FOTD: Armenian Yard-long

Sometimes gardens produce surprises – especially when you haven’t looked closely at the little plastic tag stuck in the soil when you buy the small plant! In spring planting season, my brother-in-law thought he was planting cucumbers. Well, he was – sort of! He didn’t look at the little tag that he’d already stuck in the ground next to the plant until he saw the most unusual cucumbers – if that is what they really were!

In fact, these very long, fat “fruits” are called “Armenian yard-longs.” Yard-long is descriptive, because that is about how long each one of these cucumbers are. The photo here is one of the last ones, and not nearly the biggest! (My foot is in the photo for scale – I wear a size 8 shoe.)

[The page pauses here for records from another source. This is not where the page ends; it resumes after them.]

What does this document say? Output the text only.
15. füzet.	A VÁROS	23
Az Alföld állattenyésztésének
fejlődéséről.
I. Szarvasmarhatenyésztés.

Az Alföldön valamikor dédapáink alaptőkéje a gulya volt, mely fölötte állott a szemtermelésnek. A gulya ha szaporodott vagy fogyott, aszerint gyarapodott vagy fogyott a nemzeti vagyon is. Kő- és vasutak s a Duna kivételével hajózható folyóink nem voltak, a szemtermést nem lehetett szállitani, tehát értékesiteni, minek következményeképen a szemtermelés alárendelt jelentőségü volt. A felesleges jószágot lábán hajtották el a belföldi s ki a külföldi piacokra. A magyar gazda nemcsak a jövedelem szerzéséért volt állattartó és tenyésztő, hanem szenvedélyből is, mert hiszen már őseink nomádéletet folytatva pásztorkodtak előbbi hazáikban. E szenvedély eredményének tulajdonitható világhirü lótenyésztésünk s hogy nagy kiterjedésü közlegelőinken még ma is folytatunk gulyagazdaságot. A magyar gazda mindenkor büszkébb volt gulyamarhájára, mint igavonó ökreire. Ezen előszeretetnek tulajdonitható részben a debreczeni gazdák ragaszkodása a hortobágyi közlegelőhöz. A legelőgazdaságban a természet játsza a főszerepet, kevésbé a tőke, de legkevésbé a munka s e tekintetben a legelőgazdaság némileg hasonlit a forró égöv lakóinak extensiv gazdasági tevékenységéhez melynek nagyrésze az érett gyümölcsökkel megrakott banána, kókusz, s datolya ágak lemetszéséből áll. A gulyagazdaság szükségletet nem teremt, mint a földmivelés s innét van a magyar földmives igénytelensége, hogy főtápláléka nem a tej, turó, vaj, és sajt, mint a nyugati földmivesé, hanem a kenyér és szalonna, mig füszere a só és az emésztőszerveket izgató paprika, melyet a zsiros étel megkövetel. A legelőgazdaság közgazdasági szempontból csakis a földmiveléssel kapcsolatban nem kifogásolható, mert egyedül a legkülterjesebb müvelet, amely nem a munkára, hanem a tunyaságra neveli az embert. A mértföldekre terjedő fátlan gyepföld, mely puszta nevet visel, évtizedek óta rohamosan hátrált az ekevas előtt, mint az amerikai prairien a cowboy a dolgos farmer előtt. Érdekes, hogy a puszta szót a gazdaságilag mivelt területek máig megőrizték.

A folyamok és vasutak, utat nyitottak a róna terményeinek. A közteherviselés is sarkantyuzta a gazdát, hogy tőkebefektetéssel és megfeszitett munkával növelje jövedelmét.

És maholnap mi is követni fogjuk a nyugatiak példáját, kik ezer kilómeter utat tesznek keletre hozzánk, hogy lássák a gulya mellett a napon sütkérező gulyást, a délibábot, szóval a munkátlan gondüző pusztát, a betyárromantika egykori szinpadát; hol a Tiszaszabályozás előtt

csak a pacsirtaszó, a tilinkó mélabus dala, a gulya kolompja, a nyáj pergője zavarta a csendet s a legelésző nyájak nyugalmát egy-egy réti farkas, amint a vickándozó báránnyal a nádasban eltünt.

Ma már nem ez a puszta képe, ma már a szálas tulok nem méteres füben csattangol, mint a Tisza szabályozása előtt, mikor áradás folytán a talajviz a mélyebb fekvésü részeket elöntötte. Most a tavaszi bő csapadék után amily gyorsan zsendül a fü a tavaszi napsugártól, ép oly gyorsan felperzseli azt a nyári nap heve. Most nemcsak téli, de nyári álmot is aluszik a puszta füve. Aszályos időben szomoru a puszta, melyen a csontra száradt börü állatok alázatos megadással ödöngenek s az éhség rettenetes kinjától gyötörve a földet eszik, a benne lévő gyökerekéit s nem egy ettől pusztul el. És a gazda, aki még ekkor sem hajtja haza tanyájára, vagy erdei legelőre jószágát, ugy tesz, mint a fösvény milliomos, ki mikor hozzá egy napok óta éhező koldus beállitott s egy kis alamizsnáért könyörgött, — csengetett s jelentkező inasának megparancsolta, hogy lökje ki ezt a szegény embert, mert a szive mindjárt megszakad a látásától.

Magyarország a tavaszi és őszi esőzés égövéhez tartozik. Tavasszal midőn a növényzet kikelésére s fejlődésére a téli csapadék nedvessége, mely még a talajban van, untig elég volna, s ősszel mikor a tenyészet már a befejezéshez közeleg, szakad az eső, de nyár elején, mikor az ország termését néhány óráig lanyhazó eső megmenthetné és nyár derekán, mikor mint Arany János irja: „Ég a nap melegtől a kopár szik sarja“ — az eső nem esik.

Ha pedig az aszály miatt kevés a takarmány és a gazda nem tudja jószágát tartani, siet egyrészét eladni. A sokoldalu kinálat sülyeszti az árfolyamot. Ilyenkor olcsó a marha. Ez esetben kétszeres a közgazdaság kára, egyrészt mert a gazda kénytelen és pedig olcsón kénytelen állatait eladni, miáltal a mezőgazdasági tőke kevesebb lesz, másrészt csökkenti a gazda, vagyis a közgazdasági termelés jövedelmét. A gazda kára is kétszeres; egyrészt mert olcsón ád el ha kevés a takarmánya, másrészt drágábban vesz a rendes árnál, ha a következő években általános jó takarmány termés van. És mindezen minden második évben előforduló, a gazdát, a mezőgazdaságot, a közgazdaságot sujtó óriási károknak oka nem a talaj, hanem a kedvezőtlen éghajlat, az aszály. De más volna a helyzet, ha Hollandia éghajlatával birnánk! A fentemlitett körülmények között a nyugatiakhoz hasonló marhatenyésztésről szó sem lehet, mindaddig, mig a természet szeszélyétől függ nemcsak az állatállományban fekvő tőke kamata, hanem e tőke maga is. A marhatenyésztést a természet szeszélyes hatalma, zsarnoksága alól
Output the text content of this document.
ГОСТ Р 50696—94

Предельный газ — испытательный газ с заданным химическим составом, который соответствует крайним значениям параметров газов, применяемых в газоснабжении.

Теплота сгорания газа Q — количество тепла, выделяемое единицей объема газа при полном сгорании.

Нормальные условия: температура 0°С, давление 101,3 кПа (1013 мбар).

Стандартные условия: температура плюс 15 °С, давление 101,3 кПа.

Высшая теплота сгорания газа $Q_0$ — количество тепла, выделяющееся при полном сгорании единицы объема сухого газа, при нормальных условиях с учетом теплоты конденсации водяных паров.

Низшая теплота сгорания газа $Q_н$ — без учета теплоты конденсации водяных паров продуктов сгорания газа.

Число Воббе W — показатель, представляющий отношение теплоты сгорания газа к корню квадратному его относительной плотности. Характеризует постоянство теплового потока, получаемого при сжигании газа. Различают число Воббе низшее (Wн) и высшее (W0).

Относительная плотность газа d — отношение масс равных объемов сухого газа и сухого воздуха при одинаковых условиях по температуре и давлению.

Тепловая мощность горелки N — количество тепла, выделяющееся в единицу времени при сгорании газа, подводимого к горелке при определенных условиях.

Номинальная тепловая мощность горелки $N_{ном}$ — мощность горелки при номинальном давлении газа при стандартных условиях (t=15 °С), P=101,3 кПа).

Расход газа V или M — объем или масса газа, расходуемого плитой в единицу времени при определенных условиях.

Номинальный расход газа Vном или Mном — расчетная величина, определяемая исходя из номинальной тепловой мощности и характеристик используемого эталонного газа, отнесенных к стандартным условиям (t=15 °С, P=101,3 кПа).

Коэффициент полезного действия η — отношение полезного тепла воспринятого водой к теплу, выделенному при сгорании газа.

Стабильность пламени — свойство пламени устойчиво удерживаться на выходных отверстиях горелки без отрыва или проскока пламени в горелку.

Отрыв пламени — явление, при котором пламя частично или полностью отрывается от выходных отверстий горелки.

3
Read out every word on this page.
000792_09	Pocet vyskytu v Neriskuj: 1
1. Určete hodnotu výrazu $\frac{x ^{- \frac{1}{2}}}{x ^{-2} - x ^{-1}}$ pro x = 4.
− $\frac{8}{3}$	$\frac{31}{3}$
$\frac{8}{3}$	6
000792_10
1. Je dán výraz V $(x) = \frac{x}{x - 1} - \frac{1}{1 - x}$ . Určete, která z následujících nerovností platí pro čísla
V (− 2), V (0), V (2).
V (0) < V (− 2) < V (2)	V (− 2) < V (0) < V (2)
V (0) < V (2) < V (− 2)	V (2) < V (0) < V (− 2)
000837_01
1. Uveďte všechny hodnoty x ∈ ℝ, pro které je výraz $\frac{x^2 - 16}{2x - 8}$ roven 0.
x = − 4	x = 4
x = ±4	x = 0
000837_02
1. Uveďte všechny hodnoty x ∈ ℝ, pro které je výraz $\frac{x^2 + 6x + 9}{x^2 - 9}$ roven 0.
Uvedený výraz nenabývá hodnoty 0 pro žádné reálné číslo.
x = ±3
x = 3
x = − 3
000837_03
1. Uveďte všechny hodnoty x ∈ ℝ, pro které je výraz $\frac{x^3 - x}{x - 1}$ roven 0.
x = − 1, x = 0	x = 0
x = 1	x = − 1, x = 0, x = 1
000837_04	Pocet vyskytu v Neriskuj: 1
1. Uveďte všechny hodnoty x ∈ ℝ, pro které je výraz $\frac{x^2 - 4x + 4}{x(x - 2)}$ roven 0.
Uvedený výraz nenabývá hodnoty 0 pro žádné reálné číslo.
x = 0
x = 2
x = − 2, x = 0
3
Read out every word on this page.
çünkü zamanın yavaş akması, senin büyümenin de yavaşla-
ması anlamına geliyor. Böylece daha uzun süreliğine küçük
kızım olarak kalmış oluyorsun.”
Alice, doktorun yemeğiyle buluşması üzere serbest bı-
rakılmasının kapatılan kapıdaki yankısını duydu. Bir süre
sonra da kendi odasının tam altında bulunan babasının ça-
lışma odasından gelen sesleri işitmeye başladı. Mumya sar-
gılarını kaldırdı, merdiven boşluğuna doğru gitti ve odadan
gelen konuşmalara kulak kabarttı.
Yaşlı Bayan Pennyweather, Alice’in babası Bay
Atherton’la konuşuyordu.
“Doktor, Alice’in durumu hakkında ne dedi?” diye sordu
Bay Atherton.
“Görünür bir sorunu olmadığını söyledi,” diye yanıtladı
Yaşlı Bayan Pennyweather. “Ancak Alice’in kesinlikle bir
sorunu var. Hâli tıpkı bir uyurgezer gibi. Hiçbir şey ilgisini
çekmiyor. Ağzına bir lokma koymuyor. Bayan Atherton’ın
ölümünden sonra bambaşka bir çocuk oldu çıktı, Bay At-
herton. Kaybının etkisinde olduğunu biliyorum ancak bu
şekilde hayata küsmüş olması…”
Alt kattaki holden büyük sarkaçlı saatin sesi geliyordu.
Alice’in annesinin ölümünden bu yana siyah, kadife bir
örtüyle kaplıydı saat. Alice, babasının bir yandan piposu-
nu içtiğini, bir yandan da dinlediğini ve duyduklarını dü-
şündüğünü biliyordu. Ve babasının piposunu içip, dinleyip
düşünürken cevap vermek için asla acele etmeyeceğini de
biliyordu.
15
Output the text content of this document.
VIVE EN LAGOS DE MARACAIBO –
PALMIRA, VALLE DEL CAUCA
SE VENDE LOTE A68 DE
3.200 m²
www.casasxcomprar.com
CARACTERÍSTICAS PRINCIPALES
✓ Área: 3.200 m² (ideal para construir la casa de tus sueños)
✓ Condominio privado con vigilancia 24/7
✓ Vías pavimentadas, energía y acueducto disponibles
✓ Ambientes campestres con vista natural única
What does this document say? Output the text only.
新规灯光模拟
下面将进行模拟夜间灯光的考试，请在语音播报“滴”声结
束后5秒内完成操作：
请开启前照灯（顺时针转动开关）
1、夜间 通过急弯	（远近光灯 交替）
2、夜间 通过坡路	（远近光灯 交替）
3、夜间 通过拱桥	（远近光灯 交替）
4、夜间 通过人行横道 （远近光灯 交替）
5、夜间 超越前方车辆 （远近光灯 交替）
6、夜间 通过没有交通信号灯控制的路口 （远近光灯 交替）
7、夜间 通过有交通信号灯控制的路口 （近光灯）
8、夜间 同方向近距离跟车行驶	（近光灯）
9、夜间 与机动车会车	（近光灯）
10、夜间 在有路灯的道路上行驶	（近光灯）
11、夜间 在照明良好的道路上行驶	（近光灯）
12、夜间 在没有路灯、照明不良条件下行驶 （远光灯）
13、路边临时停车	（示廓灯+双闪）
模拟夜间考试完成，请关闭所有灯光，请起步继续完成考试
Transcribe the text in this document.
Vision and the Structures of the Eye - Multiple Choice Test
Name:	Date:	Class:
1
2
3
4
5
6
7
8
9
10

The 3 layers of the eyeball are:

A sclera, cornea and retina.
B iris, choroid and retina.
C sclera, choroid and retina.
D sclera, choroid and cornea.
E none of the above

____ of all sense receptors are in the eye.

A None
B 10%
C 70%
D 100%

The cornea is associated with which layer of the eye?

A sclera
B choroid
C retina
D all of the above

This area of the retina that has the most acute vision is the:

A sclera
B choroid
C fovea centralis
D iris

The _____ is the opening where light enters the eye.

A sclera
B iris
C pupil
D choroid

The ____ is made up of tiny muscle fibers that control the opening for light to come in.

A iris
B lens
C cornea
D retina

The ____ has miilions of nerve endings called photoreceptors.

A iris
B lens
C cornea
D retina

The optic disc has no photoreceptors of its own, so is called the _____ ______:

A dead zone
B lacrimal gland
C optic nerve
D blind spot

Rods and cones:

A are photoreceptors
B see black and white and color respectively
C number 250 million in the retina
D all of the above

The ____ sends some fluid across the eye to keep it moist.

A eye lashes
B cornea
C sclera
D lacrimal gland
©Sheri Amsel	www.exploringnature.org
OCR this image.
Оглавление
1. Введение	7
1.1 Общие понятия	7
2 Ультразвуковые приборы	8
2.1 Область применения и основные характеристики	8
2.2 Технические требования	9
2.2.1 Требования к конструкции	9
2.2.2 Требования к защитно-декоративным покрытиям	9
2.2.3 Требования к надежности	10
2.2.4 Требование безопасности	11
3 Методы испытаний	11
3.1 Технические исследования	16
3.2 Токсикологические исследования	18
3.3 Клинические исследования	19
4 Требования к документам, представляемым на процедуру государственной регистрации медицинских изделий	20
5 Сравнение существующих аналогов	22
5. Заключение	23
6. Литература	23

When my brother-in-law pulled out the little tag to find out what kind of cucumber these were, he had to look up “Armenian yard-longs” on the internet. Wikipedia has this description: The Armenian cucumber,[1] Cucumis melo var. flexuosus, is a type of long, slender fruit which tastes like a cucumber and looks somewhat like a cucumber inside. It is actually a variety of muskmelon (C. melo), a species closely related to the cucumber (C. sativus). It is also known as the yard-long cucumbersnake cucumbersnake melon. It should not be confused with the snake gourds (Trichosanthes spp.).

The information my brother-in-law found said that the yard-long is a hybrid between a cucumber and a muskmelon. It really does taste like a cucumber and inside looks like a cucumber – and nothing like a melon!!